International Co-production: problem or necessity?

“Production is the holiday, finance is the hard bit”. An expert panel at the Animated Encounters festival explored preparing for international markets and quickly focused on the structure of financing, with international co-production labelled as “the relationship of last resort” despite being almost the only way of financing animation of any scale.

But even with the acknowledged difficulties in adding co-production partners, from managing relationships to impacts and compromises on editorial, there was a pragmatic recognition that to make a large animation at present requires some kind of subsidy or soft finance to close the budget gap due to the expense of the medium.

This was highlighted by the panellist from Cartoon Network who stated that his commissioned programmes will nearly always have one partner from a country offering a tax incentive, for example France, Ireland or Canada. Other UK producers I have discussed this with also contrast their attempts to leverage rights and relationships against the ability of French or Canadian partners to bring major finance. In addition countries such as Abu Dhabi and Singapore have the potential to offer significant investment in order to generate advantageous activity for their homegrown industry.

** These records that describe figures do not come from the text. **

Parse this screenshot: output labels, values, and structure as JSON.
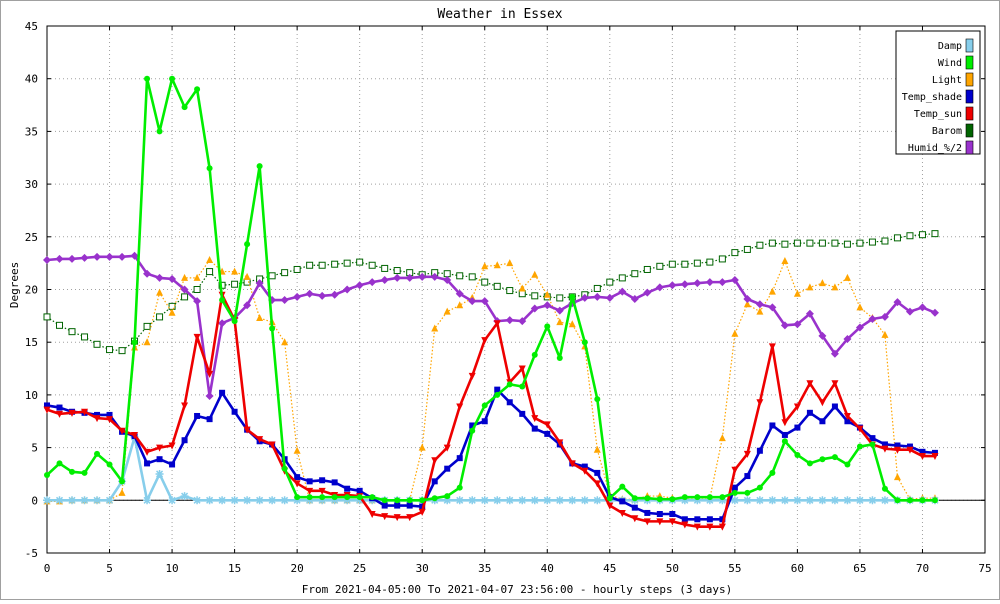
{
  "chart_data": {
    "type": "line",
    "title": "Weather in Essex",
    "ylabel": "Degrees",
    "xlabel": "From 2021-04-05:00 To 2021-04-07 23:56:00 - hourly steps (3 days)",
    "xlim": [
      0,
      75
    ],
    "ylim": [
      -5,
      45
    ],
    "xticks": [
      0,
      5,
      10,
      15,
      20,
      25,
      30,
      35,
      40,
      45,
      50,
      55,
      60,
      65,
      70,
      75
    ],
    "yticks": [
      -5,
      0,
      5,
      10,
      15,
      20,
      25,
      30,
      35,
      40,
      45
    ],
    "grid": true,
    "legend_position": "top-right",
    "series": [
      {
        "name": "Damp",
        "color": "#87ceeb",
        "marker": "star",
        "dash": "solid",
        "values": [
          0,
          0,
          0,
          0,
          0,
          0,
          1.8,
          6,
          0,
          2.5,
          0,
          0.4,
          0,
          0,
          0,
          0,
          0,
          0,
          0,
          0,
          0,
          0,
          0,
          0,
          0,
          0,
          0,
          0,
          0,
          0,
          0,
          0,
          0,
          0,
          0,
          0,
          0,
          0,
          0,
          0,
          0,
          0,
          0,
          0,
          0,
          0,
          0,
          0,
          0,
          0,
          0,
          0,
          0,
          0,
          0,
          0,
          0,
          0,
          0,
          0,
          0,
          0,
          0,
          0,
          0,
          0,
          0,
          0,
          0,
          0,
          0,
          0
        ]
      },
      {
        "name": "Wind",
        "color": "#00ee00",
        "marker": "circle",
        "dash": "solid",
        "values": [
          2.4,
          3.5,
          2.7,
          2.6,
          4.4,
          3.4,
          1.8,
          15,
          40,
          35,
          40,
          37.3,
          39,
          31.5,
          19,
          17,
          24.3,
          31.7,
          16.3,
          3,
          0.3,
          0.3,
          0.3,
          0.3,
          0.3,
          0.3,
          0.3,
          0,
          0,
          0,
          0,
          0.2,
          0.4,
          1.2,
          6.6,
          9,
          10,
          11,
          10.8,
          13.8,
          16.5,
          13.5,
          19.3,
          15,
          9.6,
          0.2,
          1.3,
          0.2,
          0.2,
          0.1,
          0.1,
          0.3,
          0.3,
          0.3,
          0.3,
          0.7,
          0.7,
          1.2,
          2.6,
          5.6,
          4.3,
          3.5,
          3.9,
          4.1,
          3.4,
          5.1,
          5.3,
          1.1,
          0,
          0,
          0,
          0
        ]
      },
      {
        "name": "Light",
        "color": "#ffa500",
        "marker": "triangle",
        "dash": "dotted",
        "values": [
          -0.1,
          -0.1,
          0,
          0,
          0,
          0,
          0.7,
          14.5,
          15,
          19.7,
          17.8,
          21.1,
          21.1,
          22.8,
          21.7,
          21.7,
          21.2,
          17.3,
          16.9,
          15,
          4.7,
          0,
          0,
          0,
          0,
          0,
          0,
          0,
          0,
          0,
          5,
          16.3,
          17.9,
          18.5,
          19.2,
          22.2,
          22.3,
          22.5,
          20.1,
          21.4,
          19.5,
          16.9,
          16.7,
          14.6,
          4.8,
          0.5,
          0.1,
          0.1,
          0.4,
          0.4,
          0.2,
          0.2,
          0.2,
          0.2,
          5.9,
          15.8,
          18.6,
          17.9,
          19.8,
          22.7,
          19.6,
          20.2,
          20.6,
          20.2,
          21.1,
          18.3,
          17.3,
          15.7,
          2.2,
          0.1,
          0.2,
          0.2
        ]
      },
      {
        "name": "Temp_shade",
        "color": "#0000cc",
        "marker": "square",
        "dash": "solid",
        "values": [
          9,
          8.8,
          8.4,
          8.3,
          8.1,
          8.1,
          6.5,
          6.1,
          3.5,
          3.9,
          3.4,
          5.7,
          8,
          7.7,
          10.2,
          8.4,
          6.7,
          5.6,
          5.3,
          3.9,
          2.2,
          1.8,
          1.9,
          1.7,
          1.1,
          0.9,
          0.2,
          -0.5,
          -0.5,
          -0.5,
          -0.6,
          1.8,
          3,
          4,
          7.1,
          7.5,
          10.5,
          9.3,
          8.2,
          6.8,
          6.3,
          5.3,
          3.5,
          3.2,
          2.6,
          0.3,
          -0.1,
          -0.7,
          -1.2,
          -1.3,
          -1.3,
          -1.8,
          -1.8,
          -1.8,
          -1.8,
          1.2,
          2.3,
          4.7,
          7.1,
          6.2,
          6.9,
          8.3,
          7.5,
          8.9,
          7.5,
          6.9,
          5.9,
          5.3,
          5.2,
          5.1,
          4.6,
          4.5
        ]
      },
      {
        "name": "Temp_sun",
        "color": "#ee0000",
        "marker": "triangle-down",
        "dash": "solid",
        "values": [
          8.6,
          8.2,
          8.3,
          8.4,
          7.8,
          7.7,
          6.6,
          6.2,
          4.6,
          5,
          5.2,
          9,
          15.5,
          12,
          19.5,
          17.1,
          6.7,
          5.8,
          5.3,
          2.8,
          1.6,
          0.9,
          0.9,
          0.5,
          0.5,
          0.4,
          -1.3,
          -1.5,
          -1.6,
          -1.6,
          -1.1,
          3.8,
          5,
          8.9,
          11.8,
          15.2,
          16.8,
          11.2,
          12.5,
          7.8,
          7.2,
          5.5,
          3.5,
          2.8,
          1.6,
          -0.5,
          -1.2,
          -1.7,
          -2,
          -2,
          -2,
          -2.3,
          -2.5,
          -2.5,
          -2.5,
          2.9,
          4.4,
          9.3,
          14.6,
          7.4,
          8.9,
          11.1,
          9.3,
          11.1,
          8,
          6.8,
          5.3,
          4.9,
          4.8,
          4.8,
          4.2,
          4.2
        ]
      },
      {
        "name": "Barom",
        "color": "#006400",
        "marker": "open-square",
        "dash": "dotted",
        "values": [
          17.4,
          16.6,
          16,
          15.5,
          14.8,
          14.3,
          14.2,
          15.1,
          16.5,
          17.4,
          18.4,
          19.3,
          20,
          21.7,
          20.4,
          20.5,
          20.7,
          21,
          21.3,
          21.6,
          21.9,
          22.3,
          22.3,
          22.4,
          22.5,
          22.6,
          22.3,
          22,
          21.8,
          21.6,
          21.4,
          21.6,
          21.5,
          21.3,
          21.2,
          20.7,
          20.3,
          19.9,
          19.6,
          19.4,
          19.3,
          19.2,
          19.3,
          19.5,
          20.1,
          20.7,
          21.1,
          21.5,
          21.9,
          22.2,
          22.4,
          22.4,
          22.5,
          22.6,
          22.9,
          23.5,
          23.8,
          24.2,
          24.4,
          24.3,
          24.4,
          24.4,
          24.4,
          24.4,
          24.3,
          24.4,
          24.5,
          24.6,
          24.9,
          25.1,
          25.2,
          25.3
        ]
      },
      {
        "name": "Humid_%/2",
        "color": "#9932cc",
        "marker": "diamond",
        "dash": "solid",
        "values": [
          22.8,
          22.9,
          22.9,
          23,
          23.1,
          23.1,
          23.1,
          23.2,
          21.5,
          21.1,
          21,
          20,
          18.9,
          9.9,
          16.8,
          17.3,
          18.5,
          20.6,
          19,
          19,
          19.3,
          19.6,
          19.4,
          19.5,
          20,
          20.4,
          20.7,
          20.9,
          21.1,
          21.1,
          21.2,
          21.2,
          20.9,
          19.6,
          18.9,
          18.9,
          17,
          17.1,
          17,
          18.2,
          18.5,
          18,
          18.7,
          19.2,
          19.3,
          19.2,
          19.8,
          19.1,
          19.7,
          20.2,
          20.4,
          20.5,
          20.6,
          20.7,
          20.7,
          20.9,
          19.1,
          18.6,
          18.3,
          16.6,
          16.7,
          17.7,
          15.6,
          13.9,
          15.3,
          16.4,
          17.2,
          17.4,
          18.8,
          17.9,
          18.3,
          17.8
        ]
      }
    ]
  }
}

This position has reignited a debate within animation (with parallels in the film world) on the viability of a UK business where soft finance distorts the market and results in the reluctant offshoring of jobs and production revenues – but is the only way to get a programme made given limited commissioning income potential at home.

A newly formed group, Animation UK, recently wrote to Nick Clegg highlighting that the UK industry was facing a serious problem, “losing jobs, intellectual property and money paid in taxes” due to its inability to compete internationally against subsidised producers from, for example, Canada. As well as the economic impact of a shrinking industry and talent drain to global competitors it also highlighted the cultural impact – where British children are watching, in the main, imported content.

But in the short term it seems highly unlikely that the UK Government would consider a tax break for animated content, and the industry will continue to increasingly reflect the converging world.

The ability of animation to “travel well” and translate across secondary platforms (mobile, publishing, merchandise etc) is already internationalising the industry. And whether co-production against rights, local incentives or cost control through outsourcing (i.e. to China), in some ways it is becoming the media most reflective of a globalised economy – with all of the opportunities and threats which go along with that.